According to the sporting world, it used to be an honour to be named an all-star. An opportunity to play a game with the world’s best. In many sports, being selected to participate in an all-star game would mean you were considered one of the best players. Although the same technically applies in this day and age, many factors have risen that could argue against the above. The fact that it has become a popularity contest, and that players are only voted for based on merit, appears to make the idea less worthy each year. It should be the players that are having the better season that should participate and not the ones with a better career statistics. Perhaps the fan vote is to blame for this. One sport, in particular, seems to be at a crossroads with their idea of an ‘all-star weekend’ and that’s the NHL.
This season the NHL announced that they were bringing a new exciting format to the All-Star game, a 3 on 3, division versus division match-up, where fans would vote for a captain to represent each of the NHL’s divisions (Atlantic, Metropolitan, Central and Pacific) and they would show off their skills in the brand new 3 on 3 overtime style game. Obviously, the new format stems from the new overtime format introduced this season that everyone seems to love. However, just cause it works when there are two vital points on the line, doesn’t mean it’ll work in a low-key, lacklustre skills competition. But then again, the NHL’s all-star game has never really worked.

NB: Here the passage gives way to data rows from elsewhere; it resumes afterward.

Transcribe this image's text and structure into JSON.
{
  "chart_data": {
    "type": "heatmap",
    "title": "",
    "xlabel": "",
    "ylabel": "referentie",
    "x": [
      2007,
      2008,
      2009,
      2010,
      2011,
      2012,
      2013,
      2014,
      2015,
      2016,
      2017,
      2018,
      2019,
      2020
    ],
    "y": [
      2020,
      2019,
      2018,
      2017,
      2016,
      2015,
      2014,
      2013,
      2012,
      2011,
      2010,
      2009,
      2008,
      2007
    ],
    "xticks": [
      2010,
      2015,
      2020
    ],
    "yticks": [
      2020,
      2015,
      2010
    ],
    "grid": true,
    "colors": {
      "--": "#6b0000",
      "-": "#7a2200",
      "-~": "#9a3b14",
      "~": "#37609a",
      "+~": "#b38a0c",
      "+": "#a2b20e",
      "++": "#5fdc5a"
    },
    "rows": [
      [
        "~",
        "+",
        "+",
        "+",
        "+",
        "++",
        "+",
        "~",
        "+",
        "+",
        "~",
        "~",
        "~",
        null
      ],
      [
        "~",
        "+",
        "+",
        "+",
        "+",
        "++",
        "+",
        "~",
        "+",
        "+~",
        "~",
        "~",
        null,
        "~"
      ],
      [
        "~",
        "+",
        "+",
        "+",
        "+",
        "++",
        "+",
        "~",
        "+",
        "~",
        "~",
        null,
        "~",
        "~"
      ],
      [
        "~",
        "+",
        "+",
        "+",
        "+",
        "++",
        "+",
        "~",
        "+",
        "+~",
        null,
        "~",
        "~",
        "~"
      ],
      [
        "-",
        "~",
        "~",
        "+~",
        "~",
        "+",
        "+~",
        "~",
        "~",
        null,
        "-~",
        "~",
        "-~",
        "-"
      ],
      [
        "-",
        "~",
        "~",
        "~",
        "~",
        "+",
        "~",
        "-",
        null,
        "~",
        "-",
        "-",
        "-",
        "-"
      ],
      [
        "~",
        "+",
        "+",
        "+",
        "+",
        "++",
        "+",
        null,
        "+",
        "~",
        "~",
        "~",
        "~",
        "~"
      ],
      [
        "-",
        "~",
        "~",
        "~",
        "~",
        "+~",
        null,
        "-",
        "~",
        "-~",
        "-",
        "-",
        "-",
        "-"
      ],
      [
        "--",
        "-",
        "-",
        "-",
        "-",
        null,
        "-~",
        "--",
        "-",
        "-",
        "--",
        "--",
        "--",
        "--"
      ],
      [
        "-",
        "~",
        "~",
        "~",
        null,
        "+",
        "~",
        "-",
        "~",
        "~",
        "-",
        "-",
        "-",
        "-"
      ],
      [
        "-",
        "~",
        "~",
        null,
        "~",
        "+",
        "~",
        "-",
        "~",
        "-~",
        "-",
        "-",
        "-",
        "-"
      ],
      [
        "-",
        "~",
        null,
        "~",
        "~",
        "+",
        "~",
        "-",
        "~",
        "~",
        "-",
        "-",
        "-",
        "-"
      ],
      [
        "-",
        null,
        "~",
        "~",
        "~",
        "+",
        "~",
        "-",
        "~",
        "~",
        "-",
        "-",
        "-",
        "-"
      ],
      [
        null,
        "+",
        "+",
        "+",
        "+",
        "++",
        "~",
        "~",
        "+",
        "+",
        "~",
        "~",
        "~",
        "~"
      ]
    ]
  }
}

Despite that, whether it’s ever ‘worked’ or not, it’s fun. Kids get to see their sporting heroes play in an exhibition game where skill is at the highest level. But that’s really about it. It’s always been a bit of a laughing-stock, and no matter how nice the all-star jerseys are each year, tv ratings will continue to drop. It really brings the question of whether the NHL should bother keeping the all-star game. It’s clear that many fans are asking the same thing, should it be scrapped?
In short, yes, the NHL’s all-star game would be better off not existing. Give the players a well-earned break. Let them jet off somewhere and spend quality time with the family they rarely see during the season. The Florida Panthers’ own Jaromir Jagr expressed how badly he wanted to enjoy a vacation during the all-star break, despite leading the vote. Yet at the tender age of 43, Europe’s greatest NHL talent (arguably) has to spend his 24th season at Bridgestone Arena, as the captain of the Atlantic division, playing 3 on 3 hockey. You would think the guy could do with some rest, right?
If that isn’t enough to bring up questions on why the hell there’s still an all-star game, then this will. John Scott has been voted as captain of the Pacific division. The 6 ft 8 in, 270 lbs enforcer, who has 10 career NHL points (5 goals, 5 assists) and 517 penalty minutes in 274 games. If this doesn’t slap a huge ‘everybody laugh at the NHL’ sticker on the all-star game, then nothing will. Credit, the Pacific division is a pretty weak division at that, but when the NHL’s biggest goon gets selected to play in a skill related game with the likes of Patrick Kane and Alex Ovechkin, questions must be asked. Plain and simple, it’s a joke. The way John Scott plays, the guy barely deserves to be in the National Hockey League. Perhaps this is the fans way of hijacking the event, we can only hope it works.
Of course, there’s always a way to make the all-star game worthy of being played, and that’s by making it worth playing for. If there’s one thing to be envious of about baseball and the MLB, it’s the fact that their all-star game holds so much value that players actually want to represent their team and want to win. As you all probably know, the winner of the MLB All-Star game (American League vs National League) gets home-field advantage for the World Series. Now that right there is worth keeping. The NHL and other sports could really do with this type of style. Instead of it being a popularity/skills event, how about making the players play for something.
In the long-term, the NHL All-Star game is good for the league. It creates revenue, it’s good for the cities hosting the event and it gives the fans an up close and personal view (thanks to the on-ice cameras and mic’d up players), something unavailable throughout the regular season. But it really doesn’t do the league any good in terms of reputation. Perhaps taking away the fan vote would actually improve the game. Let the coaches and GM’s vote, maybe then we’ll see the deserved players present at the all-star game, and not the likes of John Scott. If the league thinks it’s going to be ‘funny’ and ‘cool’ to let a guy who has come close to ending multiple players’ careers participate in a game that’s supposed to portray the NHL in the best light possible, then the people running the National Hockey League will be a laughing stock forever more.